Postby xana on Mon Aug 31, 2009 5:33 am

survivor23 wrote:Yeah, like every one else here, I am hugely impressed that at your age, you've identified your parents as psycho paths. When I was 18, I just escaped. Then, in my twenties, I noticed how horrible my mother really was! At the time, I thought my dad was the normal one, so I tried to hang in there for him. But then when my daughter was born, and my mom was so vicious to her, I went NC for good. My dad was welcome, but my mom was not. My dad took my moms side, and he acted very childish about it, so now I am permanently NC, for the past two years, and have never been happier!


Yeah, I left home the day after I graduated highschool and went NC not long after for a couple of years. Then, I went very low contact between the ages of 22-28. I finally went NC with my parents and sister at 28 years old. Now at age 32 I still maintain very LC with my much older brother. Now that my head is clear, I'm mature, and I have normal people in my life to judge my parents against-I'm understanding the level of abuse I endured.
So, yeah I think it's awesome to have such a handle on the situation at only 18 years old.
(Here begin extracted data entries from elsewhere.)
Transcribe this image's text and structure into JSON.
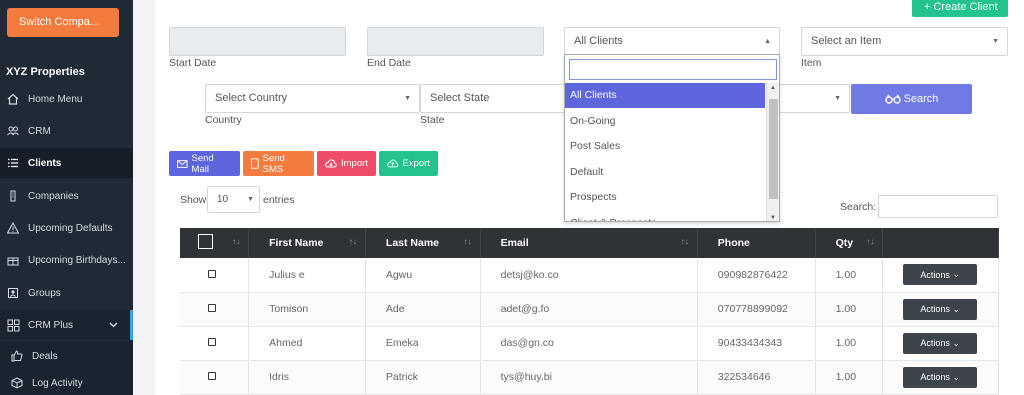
{
  "sidebar": {
    "switch_label": "Switch Compa...",
    "company": "XYZ Properties",
    "items": [
      {
        "label": "Home Menu"
      },
      {
        "label": "CRM"
      },
      {
        "label": "Clients"
      },
      {
        "label": "Companies"
      },
      {
        "label": "Upcoming Defaults"
      },
      {
        "label": "Upcoming Birthdays..."
      },
      {
        "label": "Groups"
      },
      {
        "label": "CRM Plus"
      },
      {
        "label": "Deals"
      },
      {
        "label": "Log Activity"
      }
    ]
  },
  "header": {
    "create_label": "+ Create Client"
  },
  "filters": {
    "start_date_label": "Start Date",
    "end_date_label": "End Date",
    "client_select": "All Clients",
    "item_select": "Select an Item",
    "item_label": "Item",
    "country_select": "Select Country",
    "country_label": "Country",
    "state_select": "Select State",
    "state_label": "State",
    "search_label": "Search"
  },
  "dropdown": {
    "options": [
      "All Clients",
      "On-Going",
      "Post Sales",
      "Default",
      "Prospects",
      "Client & Prospects"
    ],
    "selected": "All Clients"
  },
  "actions": {
    "send_mail": "Send Mail",
    "send_sms": "Send SMS",
    "import": "Import",
    "export": "Export"
  },
  "table_controls": {
    "show": "Show",
    "page_size": "10",
    "entries": "entries",
    "search": "Search:"
  },
  "table": {
    "columns": [
      "First Name",
      "Last Name",
      "Email",
      "Phone",
      "Qty"
    ],
    "action_label": "Actions",
    "rows": [
      {
        "first": "Julius e",
        "last": "Agwu",
        "email": "detsj@ko.co",
        "phone": "090982876422",
        "qty": "1.00"
      },
      {
        "first": "Tomison",
        "last": "Ade",
        "email": "adet@g.fo",
        "phone": "070778899092",
        "qty": "1.00"
      },
      {
        "first": "Ahmed",
        "last": "Emeka",
        "email": "das@gn.co",
        "phone": "90433434343",
        "qty": "1.00"
      },
      {
        "first": "Idris",
        "last": "Patrick",
        "email": "tys@huy.bi",
        "phone": "322534646",
        "qty": "1.00"
      }
    ]
  },
  "colors": {
    "sidebar": "#1f2a36",
    "accent": "#5d66dd",
    "orange": "#f47b3e",
    "green": "#22c38e",
    "red": "#ee4d6a"
  }
}
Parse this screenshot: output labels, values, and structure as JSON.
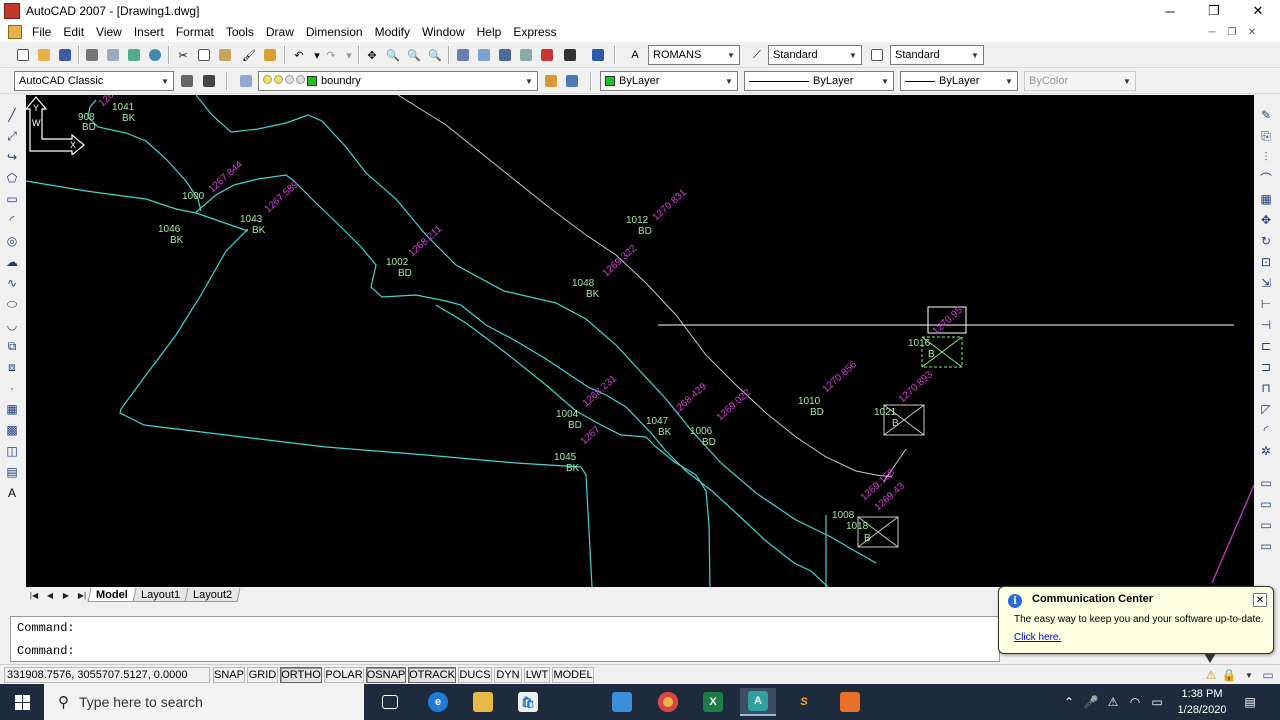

survivor23 wrote:Yeah, most parents know they are supposed to take care of their children, but Ns are a different breed. In fact, they wont take care of their children, but will want to make an appearance that they are!


Yes!! My parents are incredibly stingy people that lie about their "generosity". I wore rags to school up until I started working to buy decent clothes. I didn't have a warm coat to wear to school until I was a junior in highschool. My father didn't even let me wear his sweaters in the winter when I was trying to keep warm. They wouldn't put a dime toward my university education. I put myself through community college for my first two years (which I couldn't get financial aid for because they were still claiming me on their taxes-illegally). While I was living on my own and going to community college, they had the nerve to tell people around town that they were putting me through college at the local state university and how "spoiled" I was.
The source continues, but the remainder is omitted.